QSB works entirely within Bitcoin’s existing consensus rules for legacy transactions. It requires no soft fork (software upgrade), no miner signaling, and no activation schedule. This is a stark contrast to BIP-360, the quantum resistance proposal that merged with the official Bitcoin improvement proposal repository in February, but which does not have a Bitcoin Core implementation and faces years of delays in its governance.

The proposal builds on an earlier idea known as Binohash, which added an extra layer of computational work to secure bitcoin transactions. The problem is that it depends on a type of cryptography that quantum computers are expected to break. In practice, that means that protection disappears in a quantum scenario. An attacker could completely bypass the system’s central security control, rendering it ineffective.

Additional cost

However, the hash-based solution involves extremely expensive transactions.

Generating a valid transaction requires searching through billions of potential candidates, a process Levy estimates would cost between $75 and $200 using cloud GPUs. Currently, the cost of sending a bitcoin transaction over the blockchain is around 33 cents.

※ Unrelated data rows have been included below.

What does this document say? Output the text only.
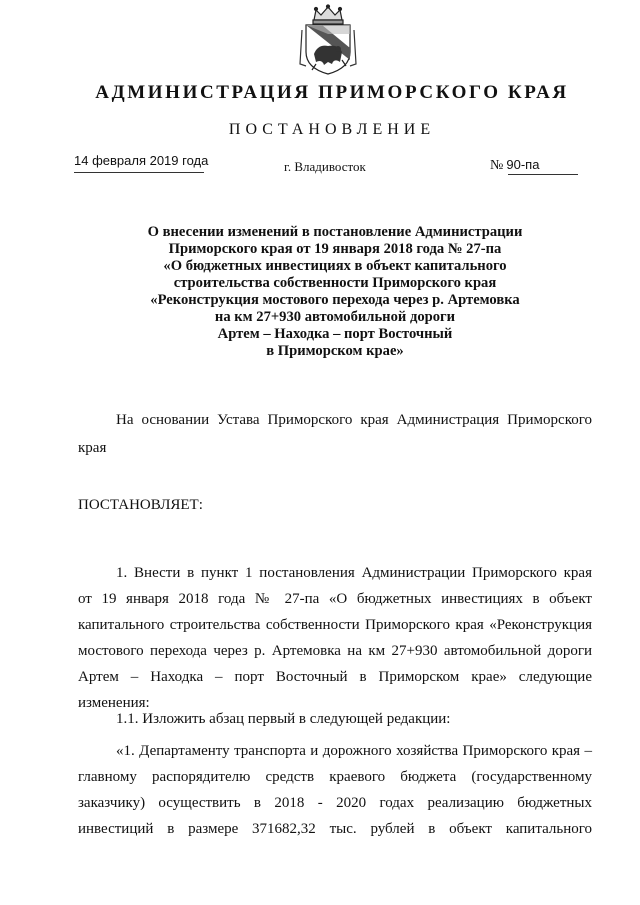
АДМИНИСТРАЦИЯ ПРИМОРСКОГО КРАЯ
ПОСТАНОВЛЕНИЕ
14 февраля 2019 года	г. Владивосток	№ 90-па
О внесении изменений в постановление Администрации
Приморского края от 19 января 2018 года № 27-па
«О бюджетных инвестициях в объект капитального
строительства собственности Приморского края
«Реконструкция мостового перехода через р. Артемовка
на км 27+930 автомобильной дороги
Артем – Находка – порт Восточный
в Приморском крае»
На основании Устава Приморского края Администрация Приморского
края
ПОСТАНОВЛЯЕТ:
1. Внести в пункт 1 постановления Администрации Приморского края
от 19 января 2018 года № 27-па «О бюджетных инвестициях в объект
капитального строительства собственности Приморского края «Реконструкция
мостового перехода через р. Артемовка на км 27+930 автомобильной дороги
Артем – Находка – порт Восточный в Приморском крае» следующие
изменения:
1.1. Изложить абзац первый в следующей редакции:
«1. Департаменту транспорта и дорожного хозяйства Приморского края –
главному распорядителю средств краевого бюджета (государственному
заказчику) осуществить в 2018 - 2020 годах реализацию бюджетных
инвестиций в размере 371682,32 тыс. рублей в объект капитального
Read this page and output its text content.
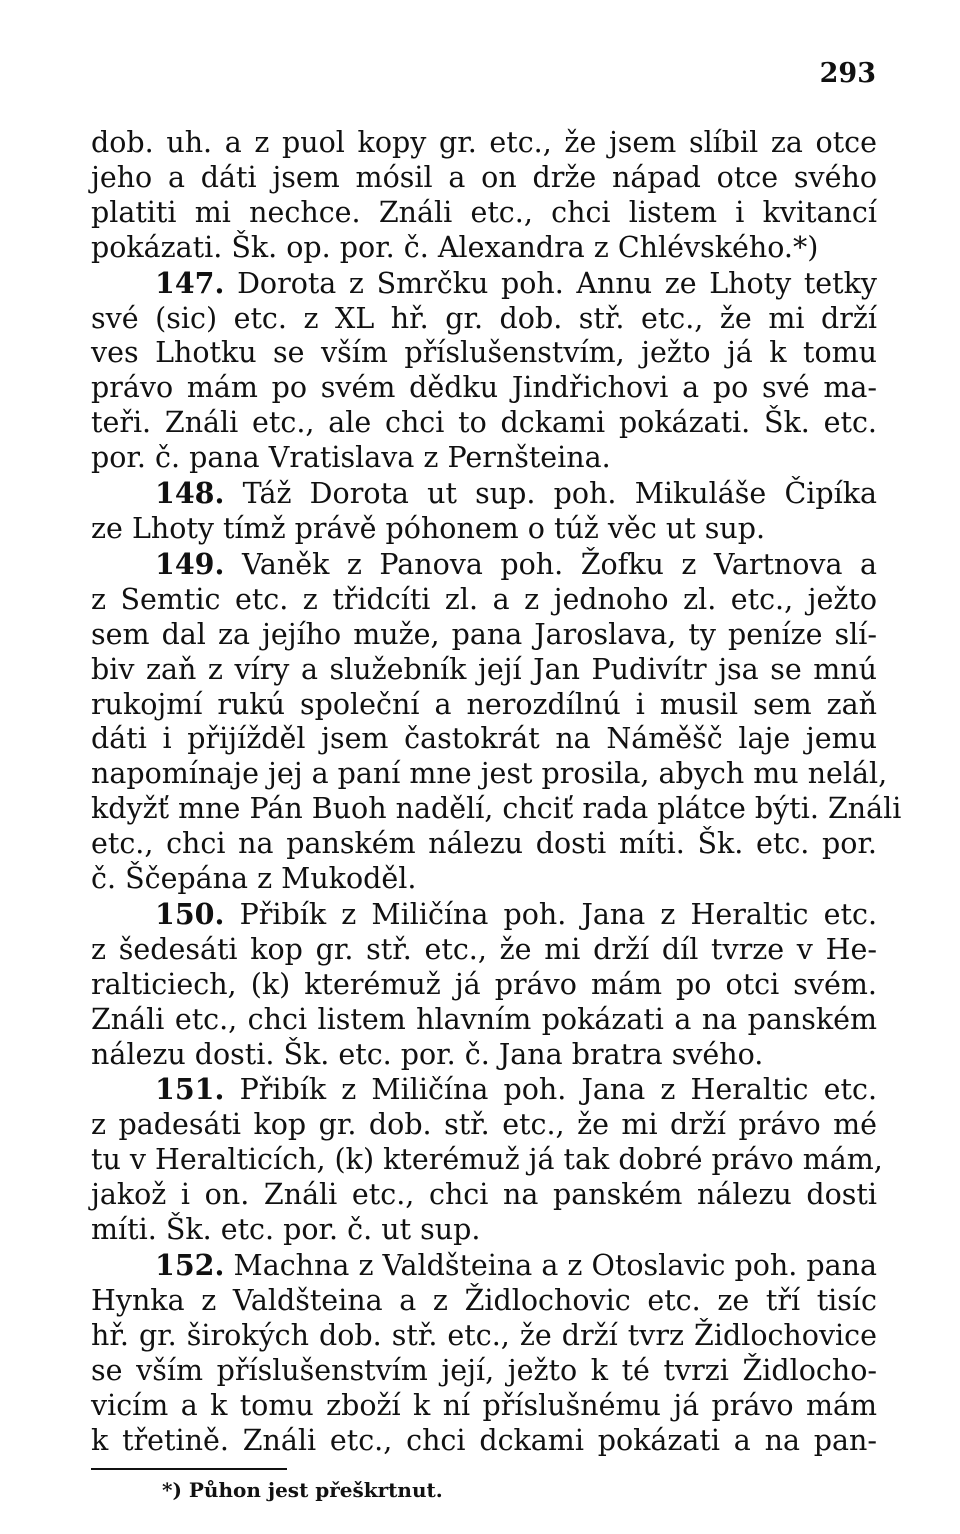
293
dob. uh. a z puol kopy gr. etc., že jsem slíbil za otce
jeho a dáti jsem mósil a on drže nápad otce svého
platiti mi nechce. Ználi etc., chci listem i kvitancí
pokázati. Šk. op. por. č. Alexandra z Chlévského.*)
147. Dorota z Smrčku poh. Annu ze Lhoty tetky
své (sic) etc. z XL hř. gr. dob. stř. etc., že mi drží
ves Lhotku se vším příslušenstvím, ježto já k tomu
právo mám po svém dědku Jindřichovi a po své ma-
teři. Ználi etc., ale chci to dckami pokázati. Šk. etc.
por. č. pana Vratislava z Pernšteina.
148. Táž Dorota ut sup. poh. Mikuláše Čipíka
ze Lhoty tímž právě póhonem o túž věc ut sup.
149. Vaněk z Panova poh. Žofku z Vartnova a
z Semtic etc. z třidcíti zl. a z jednoho zl. etc., ježto
sem dal za jejího muže, pana Jaroslava, ty peníze slí-
biv zaň z víry a služebník její Jan Pudivítr jsa se mnú
rukojmí rukú společní a nerozdílnú i musil sem zaň
dáti i přijížděl jsem častokrát na Náměšč laje jemu
napomínaje jej a paní mne jest prosila, abych mu nelál,
kdyžť mne Pán Buoh nadělí, chciť rada plátce býti. Ználi
etc., chci na panském nálezu dosti míti. Šk. etc. por.
č. Ščepána z Mukoděl.
150. Přibík z Miličína poh. Jana z Heraltic etc.
z šedesáti kop gr. stř. etc., že mi drží díl tvrze v He-
ralticiech, (k) kterémuž já právo mám po otci svém.
Ználi etc., chci listem hlavním pokázati a na panském
nálezu dosti. Šk. etc. por. č. Jana bratra svého.
151. Přibík z Miličína poh. Jana z Heraltic etc.
z padesáti kop gr. dob. stř. etc., že mi drží právo mé
tu v Heralticích, (k) kterémuž já tak dobré právo mám,
jakož i on. Ználi etc., chci na panském nálezu dosti
míti. Šk. etc. por. č. ut sup.
152. Machna z Valdšteina a z Otoslavic poh. pana
Hynka z Valdšteina a z Židlochovic etc. ze tří tisíc
hř. gr. širokých dob. stř. etc., že drží tvrz Židlochovice
se vším příslušenstvím její, ježto k té tvrzi Židlocho-
vicím a k tomu zboží k ní příslušnému já právo mám
k třetině. Ználi etc., chci dckami pokázati a na pan-
*) Půhon jest přeškrtnut.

The system also includes practical obstacles. QSB transactions would not move through the normal Bitcoin blockchain like typical payments. Instead, users will likely need to send them directly to miners willing to process them.

They also don’t work with faster, cheaper layers like the Lightning Network, and are much more complicated to create. Generating a transaction would require outsourcing a lot of calculations to external hardware, rather than simply signing and sending from a wallet.

Levy describes the plan as a “measure of last resort,” not a replacement for protocol-level updates. Proposals like BIP-360, which aim to introduce quantum-resistant signature schemes through a soft fork, remain the most scalable long-term solution, but could take years to activate.

The BIP-360 activation schedule is uncertain. Polymarket bettors consider the odds of this happening this year low, and the history of Bitcoin governance offers little cause for urgency: Taproot took roughly seven and a half years from concept to implementation. On the other hand, mature quantum computers capable of breaking the encryption that secures the network will not arrive tomorrow either.

Instead, QSB offers something different: a way to survive a quantum breakdown using current rules, if users are willing to pay for it.